La señora Matsumura la observaba con espantada fascinación. Todo había sucedido sin darle tiempo a protestar. Era la primera vez que veía a alguien tragarse una perla. Además, en la conducta de la señora Yamamoto había algo de la desesperación que se supone puede embargar a quienes ingieren un veneno.

Sin embargo, aunque el acto era heroico, aquél no era más que un incidente conmovedor. La señora Matsumura se encontró con que no sólo su enojo se había disuelto en el aire, sino que la pureza y simplicidad de la señora Yamamoto la hacían considerarla ahora como a una santa.

Los ojos de la señora Matsumura también se llenaron de lágrimas y tomó la mano de la señora Yamamoto.

-Te ruego que me perdones -dijo-, me he equivocado.

Lloraron juntas durante un buen rato, entrelazaron sus dedos y juraron ser, desde aquel momento, las mejores amigas.

Cuando la señora Sasaki se enteró de que las tirantes relaciones entre la señora Yamamoto y la señora Matsumura habían mejorado notablemente y de que la señora Azuma y la señora Kasuga habían enfriado su vieja y sólida amistad, no pudo explicarse las cosas y se limitó a pensar que todo era posible en este mundo.

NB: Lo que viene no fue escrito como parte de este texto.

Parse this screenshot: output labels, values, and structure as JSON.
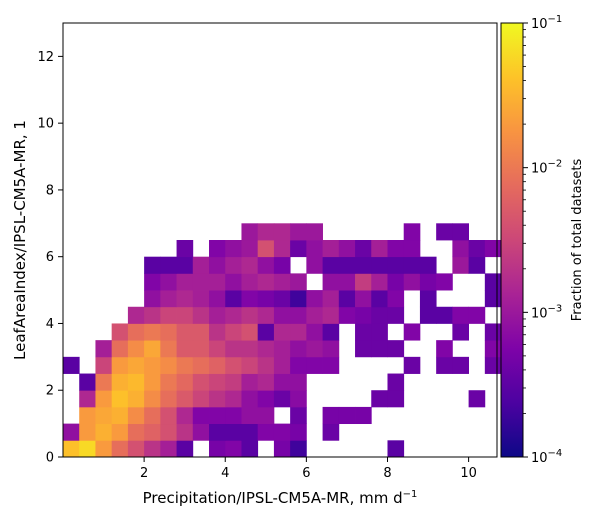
{
  "chart_data": {
    "type": "heatmap",
    "xlabel": "Precipitation/IPSL-CM5A-MR,  mm d",
    "xlabel_exp": "−1",
    "ylabel": "LeafAreaIndex/IPSL-CM5A-MR,  1",
    "xlim": [
      0.0,
      10.7
    ],
    "ylim": [
      0,
      13
    ],
    "xticks": [
      2,
      4,
      6,
      8,
      10
    ],
    "yticks": [
      0,
      2,
      4,
      6,
      8,
      10,
      12
    ],
    "bin_width_x": 0.4,
    "bin_height_y": 0.5,
    "colorbar": {
      "label": "Fraction of total datasets",
      "scale": "log",
      "colormap": "plasma",
      "range": [
        0.0001,
        0.1
      ],
      "ticks": [
        {
          "value": 0.1,
          "base": "10",
          "exp": "−1"
        },
        {
          "value": 0.01,
          "base": "10",
          "exp": "−2"
        },
        {
          "value": 0.001,
          "base": "10",
          "exp": "−3"
        },
        {
          "value": 0.0001,
          "base": "10",
          "exp": "−4"
        }
      ]
    },
    "bin_rows": [
      {
        "y": 0.0,
        "cells": [
          [
            0.0,
            0.04
          ],
          [
            0.4,
            0.06
          ],
          [
            0.8,
            0.02
          ],
          [
            1.2,
            0.008
          ],
          [
            1.6,
            0.004
          ],
          [
            2.0,
            0.002
          ],
          [
            2.4,
            0.0012
          ],
          [
            2.8,
            0.0003
          ],
          [
            3.6,
            0.0005
          ],
          [
            4.0,
            0.0006
          ],
          [
            4.4,
            0.0003
          ],
          [
            5.2,
            0.0005
          ],
          [
            5.6,
            0.0002
          ],
          [
            8.0,
            0.0003
          ]
        ]
      },
      {
        "y": 0.5,
        "cells": [
          [
            0.0,
            0.0008
          ],
          [
            0.4,
            0.02
          ],
          [
            0.8,
            0.03
          ],
          [
            1.2,
            0.02
          ],
          [
            1.6,
            0.008
          ],
          [
            2.0,
            0.006
          ],
          [
            2.4,
            0.004
          ],
          [
            2.8,
            0.002
          ],
          [
            3.2,
            0.0008
          ],
          [
            3.6,
            0.0003
          ],
          [
            4.0,
            0.0003
          ],
          [
            4.4,
            0.0003
          ],
          [
            4.8,
            0.0006
          ],
          [
            5.2,
            0.0006
          ],
          [
            5.6,
            0.0005
          ],
          [
            6.4,
            0.0004
          ]
        ]
      },
      {
        "y": 1.0,
        "cells": [
          [
            0.4,
            0.02
          ],
          [
            0.8,
            0.025
          ],
          [
            1.2,
            0.03
          ],
          [
            1.6,
            0.015
          ],
          [
            2.0,
            0.008
          ],
          [
            2.4,
            0.004
          ],
          [
            2.8,
            0.0015
          ],
          [
            3.2,
            0.0006
          ],
          [
            3.6,
            0.0006
          ],
          [
            4.0,
            0.0006
          ],
          [
            4.4,
            0.0008
          ],
          [
            4.8,
            0.0008
          ],
          [
            5.6,
            0.0004
          ],
          [
            6.4,
            0.0005
          ],
          [
            6.8,
            0.0005
          ],
          [
            7.2,
            0.0005
          ]
        ]
      },
      {
        "y": 1.5,
        "cells": [
          [
            0.4,
            0.0015
          ],
          [
            0.8,
            0.02
          ],
          [
            1.2,
            0.04
          ],
          [
            1.6,
            0.03
          ],
          [
            2.0,
            0.015
          ],
          [
            2.4,
            0.008
          ],
          [
            2.8,
            0.005
          ],
          [
            3.2,
            0.003
          ],
          [
            3.6,
            0.002
          ],
          [
            4.0,
            0.0015
          ],
          [
            4.4,
            0.0008
          ],
          [
            4.8,
            0.0006
          ],
          [
            5.2,
            0.0004
          ],
          [
            5.6,
            0.0007
          ],
          [
            7.6,
            0.0004
          ],
          [
            8.0,
            0.0004
          ],
          [
            10.0,
            0.0004
          ]
        ]
      },
      {
        "y": 2.0,
        "cells": [
          [
            0.4,
            0.0003
          ],
          [
            0.8,
            0.01
          ],
          [
            1.2,
            0.03
          ],
          [
            1.6,
            0.035
          ],
          [
            2.0,
            0.02
          ],
          [
            2.4,
            0.01
          ],
          [
            2.8,
            0.007
          ],
          [
            3.2,
            0.004
          ],
          [
            3.6,
            0.003
          ],
          [
            4.0,
            0.0025
          ],
          [
            4.4,
            0.0012
          ],
          [
            4.8,
            0.0015
          ],
          [
            5.2,
            0.0008
          ],
          [
            5.6,
            0.0008
          ],
          [
            8.0,
            0.0004
          ]
        ]
      },
      {
        "y": 2.5,
        "cells": [
          [
            0.0,
            0.0003
          ],
          [
            0.8,
            0.003
          ],
          [
            1.2,
            0.02
          ],
          [
            1.6,
            0.025
          ],
          [
            2.0,
            0.02
          ],
          [
            2.4,
            0.015
          ],
          [
            2.8,
            0.01
          ],
          [
            3.2,
            0.008
          ],
          [
            3.6,
            0.006
          ],
          [
            4.0,
            0.004
          ],
          [
            4.4,
            0.003
          ],
          [
            4.8,
            0.002
          ],
          [
            5.2,
            0.0012
          ],
          [
            5.6,
            0.0006
          ],
          [
            6.0,
            0.0006
          ],
          [
            6.4,
            0.0006
          ],
          [
            8.4,
            0.0004
          ],
          [
            9.2,
            0.0004
          ],
          [
            9.6,
            0.0004
          ],
          [
            10.4,
            0.0004
          ]
        ]
      },
      {
        "y": 3.0,
        "cells": [
          [
            0.8,
            0.0012
          ],
          [
            1.2,
            0.008
          ],
          [
            1.6,
            0.015
          ],
          [
            2.0,
            0.025
          ],
          [
            2.4,
            0.01
          ],
          [
            2.8,
            0.005
          ],
          [
            3.2,
            0.005
          ],
          [
            3.6,
            0.003
          ],
          [
            4.0,
            0.002
          ],
          [
            4.4,
            0.002
          ],
          [
            4.8,
            0.0015
          ],
          [
            5.2,
            0.0012
          ],
          [
            5.6,
            0.0008
          ],
          [
            6.0,
            0.001
          ],
          [
            6.4,
            0.0008
          ],
          [
            7.2,
            0.0004
          ],
          [
            7.6,
            0.0004
          ],
          [
            8.0,
            0.0004
          ],
          [
            9.2,
            0.0006
          ],
          [
            10.4,
            0.0006
          ]
        ]
      },
      {
        "y": 3.5,
        "cells": [
          [
            1.2,
            0.004
          ],
          [
            1.6,
            0.008
          ],
          [
            2.0,
            0.01
          ],
          [
            2.4,
            0.008
          ],
          [
            2.8,
            0.005
          ],
          [
            3.2,
            0.005
          ],
          [
            3.6,
            0.002
          ],
          [
            4.0,
            0.003
          ],
          [
            4.4,
            0.004
          ],
          [
            4.8,
            0.0003
          ],
          [
            5.2,
            0.0015
          ],
          [
            5.6,
            0.0015
          ],
          [
            6.0,
            0.0008
          ],
          [
            6.4,
            0.0003
          ],
          [
            7.2,
            0.0004
          ],
          [
            7.6,
            0.0004
          ],
          [
            8.4,
            0.0006
          ],
          [
            9.6,
            0.0004
          ],
          [
            10.4,
            0.0004
          ]
        ]
      },
      {
        "y": 4.0,
        "cells": [
          [
            1.6,
            0.0015
          ],
          [
            2.0,
            0.002
          ],
          [
            2.4,
            0.003
          ],
          [
            2.8,
            0.003
          ],
          [
            3.2,
            0.002
          ],
          [
            3.6,
            0.0012
          ],
          [
            4.0,
            0.0015
          ],
          [
            4.4,
            0.002
          ],
          [
            4.8,
            0.0015
          ],
          [
            5.2,
            0.0008
          ],
          [
            5.6,
            0.0008
          ],
          [
            6.0,
            0.0012
          ],
          [
            6.4,
            0.0015
          ],
          [
            6.8,
            0.0006
          ],
          [
            7.2,
            0.0005
          ],
          [
            7.6,
            0.0004
          ],
          [
            8.0,
            0.0004
          ],
          [
            8.8,
            0.0003
          ],
          [
            9.2,
            0.0003
          ],
          [
            9.6,
            0.0006
          ],
          [
            10.0,
            0.0006
          ]
        ]
      },
      {
        "y": 4.5,
        "cells": [
          [
            2.0,
            0.0008
          ],
          [
            2.4,
            0.0012
          ],
          [
            2.8,
            0.0015
          ],
          [
            3.2,
            0.0012
          ],
          [
            3.6,
            0.0008
          ],
          [
            4.0,
            0.0003
          ],
          [
            4.4,
            0.0006
          ],
          [
            4.8,
            0.0005
          ],
          [
            5.2,
            0.0004
          ],
          [
            5.6,
            0.0002
          ],
          [
            6.0,
            0.0008
          ],
          [
            6.4,
            0.0012
          ],
          [
            6.8,
            0.0003
          ],
          [
            7.2,
            0.0008
          ],
          [
            7.6,
            0.0003
          ],
          [
            8.0,
            0.0006
          ],
          [
            8.8,
            0.0003
          ],
          [
            10.4,
            0.0003
          ]
        ]
      },
      {
        "y": 5.0,
        "cells": [
          [
            2.0,
            0.0006
          ],
          [
            2.4,
            0.0008
          ],
          [
            2.8,
            0.0012
          ],
          [
            3.2,
            0.0012
          ],
          [
            3.6,
            0.0012
          ],
          [
            4.0,
            0.0008
          ],
          [
            4.4,
            0.0012
          ],
          [
            4.8,
            0.0015
          ],
          [
            5.2,
            0.0012
          ],
          [
            5.6,
            0.001
          ],
          [
            6.4,
            0.0008
          ],
          [
            6.8,
            0.0008
          ],
          [
            7.2,
            0.0025
          ],
          [
            7.6,
            0.0012
          ],
          [
            8.0,
            0.0005
          ],
          [
            8.4,
            0.0008
          ],
          [
            8.8,
            0.0005
          ],
          [
            9.2,
            0.0006
          ],
          [
            10.4,
            0.0003
          ]
        ]
      },
      {
        "y": 5.5,
        "cells": [
          [
            2.0,
            0.0003
          ],
          [
            2.4,
            0.0003
          ],
          [
            2.8,
            0.0003
          ],
          [
            3.2,
            0.0012
          ],
          [
            3.6,
            0.0008
          ],
          [
            4.0,
            0.0012
          ],
          [
            4.4,
            0.0015
          ],
          [
            4.8,
            0.0008
          ],
          [
            5.2,
            0.0005
          ],
          [
            6.0,
            0.0008
          ],
          [
            6.4,
            0.0003
          ],
          [
            6.8,
            0.0003
          ],
          [
            7.2,
            0.0003
          ],
          [
            7.6,
            0.0003
          ],
          [
            8.0,
            0.0003
          ],
          [
            8.4,
            0.0003
          ],
          [
            8.8,
            0.0003
          ],
          [
            9.6,
            0.001
          ],
          [
            10.0,
            0.0003
          ]
        ]
      },
      {
        "y": 6.0,
        "cells": [
          [
            2.8,
            0.0004
          ],
          [
            3.6,
            0.0006
          ],
          [
            4.0,
            0.0008
          ],
          [
            4.4,
            0.001
          ],
          [
            4.8,
            0.004
          ],
          [
            5.2,
            0.0015
          ],
          [
            5.6,
            0.0004
          ],
          [
            6.0,
            0.0008
          ],
          [
            6.4,
            0.0012
          ],
          [
            6.8,
            0.0008
          ],
          [
            7.2,
            0.0004
          ],
          [
            7.6,
            0.0012
          ],
          [
            8.0,
            0.0006
          ],
          [
            8.4,
            0.0006
          ],
          [
            9.6,
            0.0008
          ],
          [
            10.0,
            0.0004
          ],
          [
            10.4,
            0.0006
          ]
        ]
      },
      {
        "y": 6.5,
        "cells": [
          [
            4.4,
            0.001
          ],
          [
            4.8,
            0.0015
          ],
          [
            5.2,
            0.0015
          ],
          [
            5.6,
            0.001
          ],
          [
            6.0,
            0.001
          ],
          [
            8.4,
            0.0006
          ],
          [
            9.2,
            0.0004
          ],
          [
            9.6,
            0.0004
          ]
        ]
      }
    ]
  }
}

Fuera como fuera, siendo una mujer sin demasiados escrúpulos, la señora Sasaki pidió a un joyero que remodelara su anillo en un formato en el cual se pudieran engarzar dos nuevas perlas, una grande y una chica, y lo usó sin complejos, sin ulteriores incidentes.

Al poco tiempo había olvidado las conmociones de aquel cumpleaños, y cuando alguien se interesaba por su edad, contestaba con las eternas mentiras de siempre.